Festiwal tego miasta

rozmowa z Grzegorzem Niziołkiem i Agatą Siwiak

Rozmowa z Grzegorzem Niziołkiem i Agatą Siwiak

Dariusz Pawłowski: Rozpoczyna się druga edycja Festiwalu Dialogu Czterech Kultur pod państwa przewodnictwem. Przez ponad rok w Łodzi i z Łodzią na pewno zdążyliście jakoś poznać nasze miasto. Czy jest coś, co Państwa zaskoczyło? 

Grzegorz Niziołek: Jest tego bardzo wiele. Od pierwszego przyjazdu uderzenie tego miasta jest bardzo silne. Nie mogę powiedzieć, że to miasto naprawdę poznałem. Natomiast jedno mogę powiedzieć na pewno: nasz festiwal jest nierozerwalnie związany z tym miastem. Bez niego taki program festiwalu nie mógłby powstać. Każdy prosty temat, związany z festiwalem, to miasto formułuje na nowo. I odpowiedzi na zadawane przez nas pytania, są tu zupełnie inne niż w jakimkolwiek innym mieście w Polsce. Agata Siwiak: Ja mam poczucie, że historia Łodzi jest bardzo dojmująca, jest wszędzie widoczna. I że Łódź zalewa fala potrzeby mówienia o tej historii. Z tego powodu mam teraz wielką ochotę zająć się przyszłościowymi wizjami tego miasta. Już podczas przyszłorocznej edycji naszego festiwalu pojawi się ten trop. W tym roku sygnalizuje to spektakl "Factory 2" [na zdjęciu] Krystiana Lupy, mam na myśli wątek nowojorski przedstawienia. W Łodzi są genialne przestrzenie postindustrialne. Podobnie było w Nowym Jorku i kiedyś te przestrzenie zasiedliła awangarda nowojorska. Coś takiego może stać się także w Łodzi. 

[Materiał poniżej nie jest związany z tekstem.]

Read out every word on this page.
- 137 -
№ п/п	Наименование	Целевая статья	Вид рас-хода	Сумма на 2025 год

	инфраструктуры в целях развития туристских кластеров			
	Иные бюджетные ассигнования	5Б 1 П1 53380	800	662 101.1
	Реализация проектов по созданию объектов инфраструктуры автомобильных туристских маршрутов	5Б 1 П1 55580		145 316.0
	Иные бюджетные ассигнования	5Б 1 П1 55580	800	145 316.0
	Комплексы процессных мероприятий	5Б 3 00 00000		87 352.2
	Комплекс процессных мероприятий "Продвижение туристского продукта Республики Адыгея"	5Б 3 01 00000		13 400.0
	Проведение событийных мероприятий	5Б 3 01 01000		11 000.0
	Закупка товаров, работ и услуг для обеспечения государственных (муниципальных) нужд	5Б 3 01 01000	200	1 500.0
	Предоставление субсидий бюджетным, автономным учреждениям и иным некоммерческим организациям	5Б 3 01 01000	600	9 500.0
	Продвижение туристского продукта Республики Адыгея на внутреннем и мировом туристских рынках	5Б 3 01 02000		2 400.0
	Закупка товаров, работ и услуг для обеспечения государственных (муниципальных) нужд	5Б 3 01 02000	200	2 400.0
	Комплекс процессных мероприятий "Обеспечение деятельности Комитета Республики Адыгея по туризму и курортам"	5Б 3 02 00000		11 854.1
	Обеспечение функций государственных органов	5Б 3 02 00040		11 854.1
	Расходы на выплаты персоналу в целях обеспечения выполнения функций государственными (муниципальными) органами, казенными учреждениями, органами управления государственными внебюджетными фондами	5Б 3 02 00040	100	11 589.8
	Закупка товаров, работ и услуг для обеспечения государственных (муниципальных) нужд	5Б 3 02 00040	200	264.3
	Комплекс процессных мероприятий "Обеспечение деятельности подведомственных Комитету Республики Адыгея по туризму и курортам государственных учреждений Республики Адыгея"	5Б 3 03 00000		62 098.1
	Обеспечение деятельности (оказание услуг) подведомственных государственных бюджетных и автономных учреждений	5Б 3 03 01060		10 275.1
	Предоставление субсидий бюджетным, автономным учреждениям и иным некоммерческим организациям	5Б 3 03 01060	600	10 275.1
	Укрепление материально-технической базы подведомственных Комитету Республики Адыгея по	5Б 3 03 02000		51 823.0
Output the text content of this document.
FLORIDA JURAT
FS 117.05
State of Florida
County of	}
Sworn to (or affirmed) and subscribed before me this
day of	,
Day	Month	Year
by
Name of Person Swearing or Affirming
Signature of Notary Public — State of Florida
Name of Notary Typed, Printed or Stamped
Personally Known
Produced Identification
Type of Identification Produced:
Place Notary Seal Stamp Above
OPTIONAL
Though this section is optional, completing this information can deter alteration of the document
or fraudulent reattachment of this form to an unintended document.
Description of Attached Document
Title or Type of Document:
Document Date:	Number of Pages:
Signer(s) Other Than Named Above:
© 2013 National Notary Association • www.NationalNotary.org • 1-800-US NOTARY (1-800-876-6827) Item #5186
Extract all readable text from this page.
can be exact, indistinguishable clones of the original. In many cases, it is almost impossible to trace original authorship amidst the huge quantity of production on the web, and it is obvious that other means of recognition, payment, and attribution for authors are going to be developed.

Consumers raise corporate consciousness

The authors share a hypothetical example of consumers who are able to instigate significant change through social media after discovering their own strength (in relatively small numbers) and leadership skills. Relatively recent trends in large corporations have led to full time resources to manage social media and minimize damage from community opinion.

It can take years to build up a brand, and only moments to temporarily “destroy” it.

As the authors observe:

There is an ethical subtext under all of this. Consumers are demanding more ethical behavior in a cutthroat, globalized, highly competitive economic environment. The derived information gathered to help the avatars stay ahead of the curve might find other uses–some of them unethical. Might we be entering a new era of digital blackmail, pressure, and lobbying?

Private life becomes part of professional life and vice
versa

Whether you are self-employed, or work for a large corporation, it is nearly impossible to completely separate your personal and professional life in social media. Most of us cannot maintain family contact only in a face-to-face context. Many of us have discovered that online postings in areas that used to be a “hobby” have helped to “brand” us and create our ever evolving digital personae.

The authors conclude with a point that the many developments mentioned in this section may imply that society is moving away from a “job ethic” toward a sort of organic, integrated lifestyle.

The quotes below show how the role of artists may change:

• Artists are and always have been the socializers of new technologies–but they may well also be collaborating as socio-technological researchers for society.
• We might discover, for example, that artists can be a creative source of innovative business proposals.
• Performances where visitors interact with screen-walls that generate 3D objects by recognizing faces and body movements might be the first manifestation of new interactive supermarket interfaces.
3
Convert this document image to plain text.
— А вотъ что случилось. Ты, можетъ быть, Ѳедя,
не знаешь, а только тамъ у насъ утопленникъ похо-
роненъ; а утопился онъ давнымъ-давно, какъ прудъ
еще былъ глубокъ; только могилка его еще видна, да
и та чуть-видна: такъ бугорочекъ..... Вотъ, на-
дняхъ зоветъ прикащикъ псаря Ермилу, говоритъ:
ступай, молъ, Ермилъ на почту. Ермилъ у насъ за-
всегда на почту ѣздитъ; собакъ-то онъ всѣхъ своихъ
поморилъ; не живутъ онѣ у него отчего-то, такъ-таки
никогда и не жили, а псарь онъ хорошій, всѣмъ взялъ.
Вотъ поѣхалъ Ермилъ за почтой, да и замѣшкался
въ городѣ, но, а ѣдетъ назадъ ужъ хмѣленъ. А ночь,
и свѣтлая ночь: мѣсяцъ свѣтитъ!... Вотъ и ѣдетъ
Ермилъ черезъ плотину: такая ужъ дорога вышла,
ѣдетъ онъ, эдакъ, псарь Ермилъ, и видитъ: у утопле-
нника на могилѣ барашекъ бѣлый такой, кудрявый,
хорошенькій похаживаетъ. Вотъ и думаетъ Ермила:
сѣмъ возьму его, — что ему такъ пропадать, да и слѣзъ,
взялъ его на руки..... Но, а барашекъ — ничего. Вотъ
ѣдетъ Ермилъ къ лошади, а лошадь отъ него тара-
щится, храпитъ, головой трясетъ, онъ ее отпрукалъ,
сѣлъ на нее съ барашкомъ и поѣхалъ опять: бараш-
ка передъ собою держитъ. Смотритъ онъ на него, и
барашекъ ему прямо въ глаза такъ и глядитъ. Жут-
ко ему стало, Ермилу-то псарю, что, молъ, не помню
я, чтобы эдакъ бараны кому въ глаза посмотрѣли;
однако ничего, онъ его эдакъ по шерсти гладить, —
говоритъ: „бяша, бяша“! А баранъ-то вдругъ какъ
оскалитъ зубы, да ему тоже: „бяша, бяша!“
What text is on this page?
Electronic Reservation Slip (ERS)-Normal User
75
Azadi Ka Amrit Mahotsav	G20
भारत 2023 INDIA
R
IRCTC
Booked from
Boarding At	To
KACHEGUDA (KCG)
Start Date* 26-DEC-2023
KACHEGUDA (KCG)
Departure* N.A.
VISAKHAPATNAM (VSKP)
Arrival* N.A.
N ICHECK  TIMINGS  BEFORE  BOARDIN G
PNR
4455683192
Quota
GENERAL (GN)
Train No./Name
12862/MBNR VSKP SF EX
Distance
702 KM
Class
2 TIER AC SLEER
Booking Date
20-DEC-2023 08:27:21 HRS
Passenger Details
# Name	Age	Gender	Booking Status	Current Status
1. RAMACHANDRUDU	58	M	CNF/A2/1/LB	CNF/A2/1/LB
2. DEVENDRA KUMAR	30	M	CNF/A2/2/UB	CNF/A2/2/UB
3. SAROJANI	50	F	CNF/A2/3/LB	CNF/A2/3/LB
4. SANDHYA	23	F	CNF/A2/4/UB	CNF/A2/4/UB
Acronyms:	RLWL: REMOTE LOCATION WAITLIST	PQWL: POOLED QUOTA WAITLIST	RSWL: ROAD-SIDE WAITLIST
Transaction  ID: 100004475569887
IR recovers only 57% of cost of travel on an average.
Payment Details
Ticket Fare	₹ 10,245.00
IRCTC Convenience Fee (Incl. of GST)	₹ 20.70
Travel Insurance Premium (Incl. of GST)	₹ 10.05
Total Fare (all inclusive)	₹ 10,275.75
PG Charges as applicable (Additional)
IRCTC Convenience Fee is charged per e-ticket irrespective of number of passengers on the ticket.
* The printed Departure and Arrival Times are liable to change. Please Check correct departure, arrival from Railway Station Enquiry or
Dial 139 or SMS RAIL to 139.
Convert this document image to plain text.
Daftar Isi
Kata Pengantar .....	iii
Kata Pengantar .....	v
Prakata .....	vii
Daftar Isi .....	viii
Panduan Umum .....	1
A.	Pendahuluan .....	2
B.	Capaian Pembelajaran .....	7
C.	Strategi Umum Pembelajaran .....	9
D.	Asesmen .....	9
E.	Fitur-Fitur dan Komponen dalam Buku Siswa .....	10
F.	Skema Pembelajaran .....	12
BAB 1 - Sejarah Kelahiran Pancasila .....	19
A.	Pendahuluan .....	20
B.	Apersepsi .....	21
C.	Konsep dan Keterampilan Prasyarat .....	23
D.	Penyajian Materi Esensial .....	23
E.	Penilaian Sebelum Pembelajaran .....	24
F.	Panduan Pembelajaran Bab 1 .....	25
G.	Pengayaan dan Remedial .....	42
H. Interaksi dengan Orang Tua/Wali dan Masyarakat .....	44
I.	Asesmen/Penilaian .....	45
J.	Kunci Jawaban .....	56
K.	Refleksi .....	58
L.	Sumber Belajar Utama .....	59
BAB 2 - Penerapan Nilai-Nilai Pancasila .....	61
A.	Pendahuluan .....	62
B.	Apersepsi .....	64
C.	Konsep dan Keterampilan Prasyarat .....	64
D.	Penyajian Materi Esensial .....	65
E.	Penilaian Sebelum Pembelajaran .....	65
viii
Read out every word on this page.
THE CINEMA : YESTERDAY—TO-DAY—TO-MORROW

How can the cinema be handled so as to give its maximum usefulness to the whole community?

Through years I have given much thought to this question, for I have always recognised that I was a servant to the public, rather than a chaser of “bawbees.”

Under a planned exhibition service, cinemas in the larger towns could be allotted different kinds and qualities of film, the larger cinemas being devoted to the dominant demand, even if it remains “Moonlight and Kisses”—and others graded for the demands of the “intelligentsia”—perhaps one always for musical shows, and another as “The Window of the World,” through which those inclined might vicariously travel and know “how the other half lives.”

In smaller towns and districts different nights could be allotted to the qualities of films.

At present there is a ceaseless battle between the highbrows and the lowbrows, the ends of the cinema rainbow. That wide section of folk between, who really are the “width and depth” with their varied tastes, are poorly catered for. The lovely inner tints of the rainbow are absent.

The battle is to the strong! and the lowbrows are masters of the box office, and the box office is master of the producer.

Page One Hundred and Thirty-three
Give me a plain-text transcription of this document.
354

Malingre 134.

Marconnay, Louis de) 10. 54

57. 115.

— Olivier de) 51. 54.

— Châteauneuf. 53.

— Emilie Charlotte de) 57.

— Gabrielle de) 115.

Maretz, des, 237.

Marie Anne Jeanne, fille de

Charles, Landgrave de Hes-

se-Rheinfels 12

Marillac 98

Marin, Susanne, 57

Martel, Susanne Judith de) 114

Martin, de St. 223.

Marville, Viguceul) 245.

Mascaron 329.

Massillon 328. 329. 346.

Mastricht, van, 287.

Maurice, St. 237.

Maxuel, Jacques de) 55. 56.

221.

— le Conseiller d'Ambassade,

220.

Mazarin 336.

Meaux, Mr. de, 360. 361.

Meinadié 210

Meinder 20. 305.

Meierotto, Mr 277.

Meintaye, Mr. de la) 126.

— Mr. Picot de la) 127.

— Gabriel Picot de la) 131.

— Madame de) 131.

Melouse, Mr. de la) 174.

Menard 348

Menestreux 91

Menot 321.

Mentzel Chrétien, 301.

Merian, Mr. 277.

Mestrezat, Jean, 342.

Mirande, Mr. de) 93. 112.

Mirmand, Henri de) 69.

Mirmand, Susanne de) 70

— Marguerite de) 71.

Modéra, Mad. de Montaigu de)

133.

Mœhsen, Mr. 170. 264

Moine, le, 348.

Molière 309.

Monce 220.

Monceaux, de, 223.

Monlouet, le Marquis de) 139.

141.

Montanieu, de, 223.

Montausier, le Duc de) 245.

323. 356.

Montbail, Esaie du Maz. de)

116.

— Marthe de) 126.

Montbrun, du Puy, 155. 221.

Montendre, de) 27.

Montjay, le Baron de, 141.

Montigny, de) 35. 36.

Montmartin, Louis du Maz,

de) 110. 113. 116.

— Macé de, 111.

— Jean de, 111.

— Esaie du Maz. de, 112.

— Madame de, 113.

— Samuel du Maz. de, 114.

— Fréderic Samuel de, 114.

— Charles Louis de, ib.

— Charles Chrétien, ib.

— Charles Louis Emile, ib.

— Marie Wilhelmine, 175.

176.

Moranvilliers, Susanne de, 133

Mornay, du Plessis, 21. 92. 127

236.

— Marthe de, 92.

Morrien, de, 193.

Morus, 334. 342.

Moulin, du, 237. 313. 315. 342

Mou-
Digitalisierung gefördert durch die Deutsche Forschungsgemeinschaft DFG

Istotą Państwa festiwalu jest stawianie pytań. Myślę, że w Łodzi ciągle można zadać każde pytanie, odpowiedzi mogą być nie takie oczywiste, co więcej, już po roku mogą być inne. To miasto żyje, zmienia się i każda jego przyszłość jest właściwie możliwa. Jaką państwo widzą przyszłość dla Łodzi? 

Grzegorz Niziołek: Odniosę się do bezpiecznego dla nas obszaru, czyli działań artystycznych. To nie jest nasze odkrycie, że Łódź jest doskonałym miejscem dla takich działań, że je inspiruje. Z drugiej strony są tu wielkie połacie porzucenia, miejsc zostawionych. I właśnie myśl o tym, że mogą się one wypełnić działaniami artystycznymi jest niezwykle ciekawa i wcale nie utopijna. Wiadomo przecież, że dziś sztuka jest potężnym narzędziem napędzania działania społecznego, przyciągania ludzi. Artysta to dzisiaj człowiek, który jest w ciągłym ruchu. Dlatego zapraszamy artystów, którzy poruszają się w przestrzeni międzynarodowej. Oni przyjeżdżają do Łodzi i reagują na to miasto. To jest ważne dla nas, dla nich, ale przede wszystkim dla samego miasta. 

Agata Siwiak: Zgadzam się z tym, że na pytanie dotyczące Łodzi odpowiedź już w momencie, kiedy się ją formułuje, unieważnia się. Prawda jest zbyt wielowymiarowa, żadna odpowiedź nie jest ostateczna. Dlatego jest to takie prowokujące dla artystów. 

Festiwal pod Państwa dyrekcją zmienił się diametralnie w porównaniu z poprzednimi edycjami. Czy mają państwo poczucie, a i sygnały z zewnątrz (bo pewnie jak zwykle najtrudniej o docenienie w miejscu, w którym się coś robi), że kierunek, który wybraliście, jest właściwy? 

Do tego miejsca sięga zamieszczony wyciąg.